It’s that time of the year when the woods begin to burst into color. For a closer look at the autumn phenomenon, strap on your hiking boots and get outside. Here are five hikes in southern Vermont to try this fall:
This nature preserve encompasses the slopes of Equinox Mountain—the highest of the Taconic Mountain Range in Bennington County (3,825 feet), and the second highest in southern Vermont (after Stratton). At least ten trails meander through these woods, ranging in distance from a half miles to six. Flatlanders’ Pass is an easy, and of course, flat trail. The Trillium Trail winds gently through the woods for a mile. For a challenge, try the Mountain Bluff Trail where you’ll encounter steep terrain. The foliage is captivating from any level.
Just south of Brattleboro, this 1.2-mile loop takes you into the woods in the heart of Fort Dummer State Park in the Connecticut River Valley. The park is named for Fort Dummer, one of the first permanent settlements in the early 1700s. You’ll traverse groves of red and white oaks as well as beech trees and birches. Your reward for the 1.5-hour loop is a spectacular view of the Connecticut River.
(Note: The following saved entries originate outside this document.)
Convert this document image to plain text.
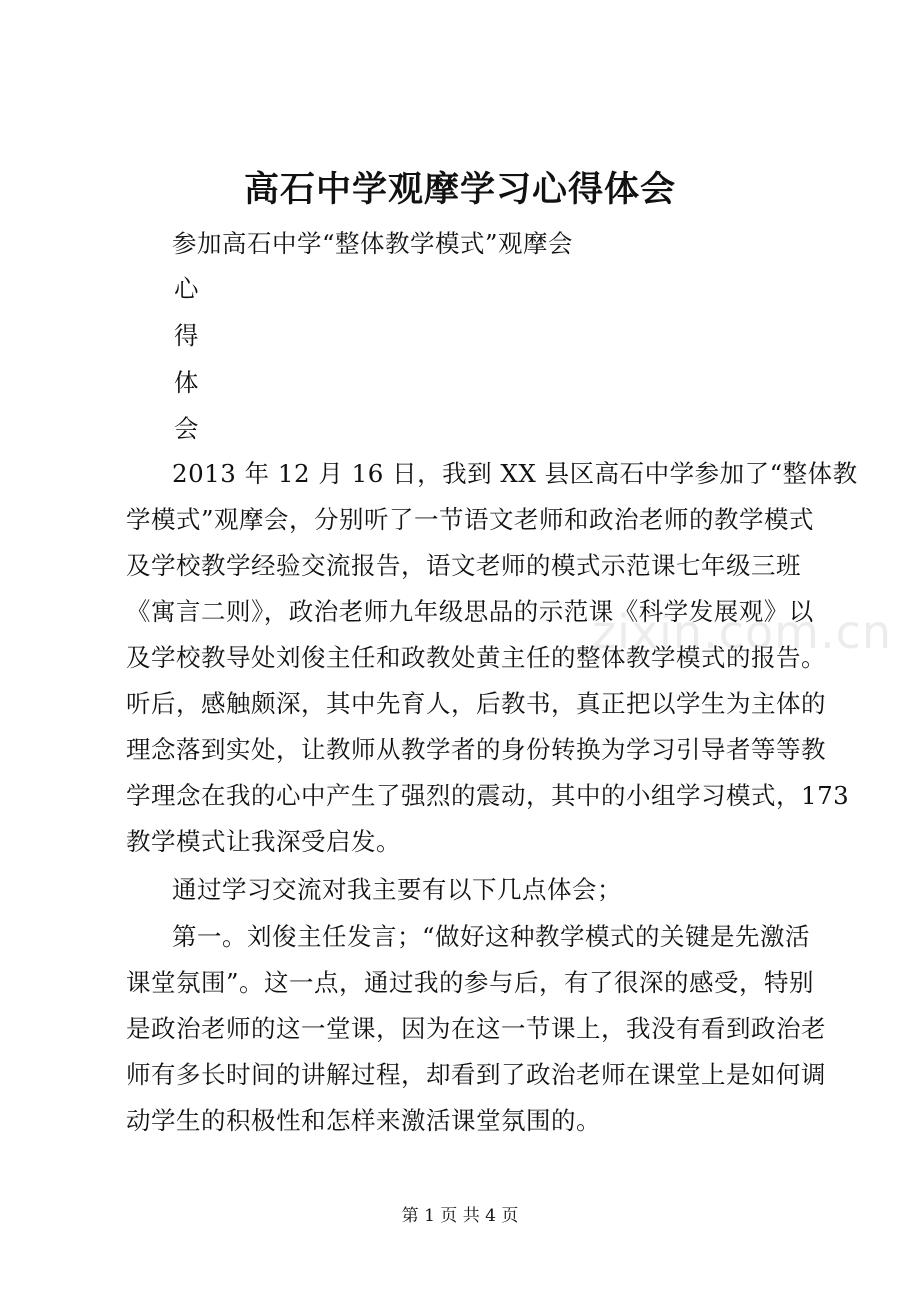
高石中学观摩学习心得体会
参加高石中学“整体教学模式”观摩会
心
得
体
会
2013 年 12 月 16 日，我到 XX 县区高石中学参加了“整体教
学模式”观摩会，分别听了一节语文老师和政治老师的教学模式
及学校教学经验交流报告，语文老师的模式示范课七年级三班
《寓言二则》，政治老师九年级思品的示范课《科学发展观》以
及学校教导处刘俊主任和政教处黄主任的整体教学模式的报告。
听后，感触颇深，其中先育人，后教书，真正把以学生为主体的
理念落到实处，让教师从教学者的身份转换为学习引导者等等教
学理念在我的心中产生了强烈的震动，其中的小组学习模式，173
教学模式让我深受启发。
通过学习交流对我主要有以下几点体会；
第一。刘俊主任发言；“做好这种教学模式的关键是先激活
课堂氛围”。这一点，通过我的参与后，有了很深的感受，特别
是政治老师的这一堂课，因为在这一节课上，我没有看到政治老
师有多长时间的讲解过程，却看到了政治老师在课堂上是如何调
动学生的积极性和怎样来激活课堂氛围的。
zixin.com.cn
第 1 页 共 4 页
The 4-mile, out-and-back trail follows a narrow, gated gravel road for the first half mile. As you move into the woods, the trail becomes a slightly steeper climb, taking you to rocky outcroppings before finally reaching the summit. At the top, relax at the top while you search the horizon for Mount Monadnock and Mount Snow. Below is Deerfield Valley and Haystack Pond.
This 4.6-mile roundtrip hike through the woods, along Lye Brook is a steady but easy climb. Along the way, you will see pieces of a 100-year-old logging railroad. Although the land has since regrown, visitors can still spot traces of the old industry. At the end of this trail is the Lye Brook Falls, one of the highest falls in New England at 125 feet.
The popular Bromley Mountain Ski Resort is also famed for its hikes in the off season. Part of the Appalachian Trail System, the Bromley Mountain Trail takes about 5 hours to complete. The beginning of the trail takes you alongside a road, and after about 50 feet you’ll cross a bridge and trail follows Bromley Brook through a forest of northern hardwoods. As you near the summit, the trail becomes steeper and rockier. At the top are views of Mount Equinox to the west and Stratton Mountain to the south.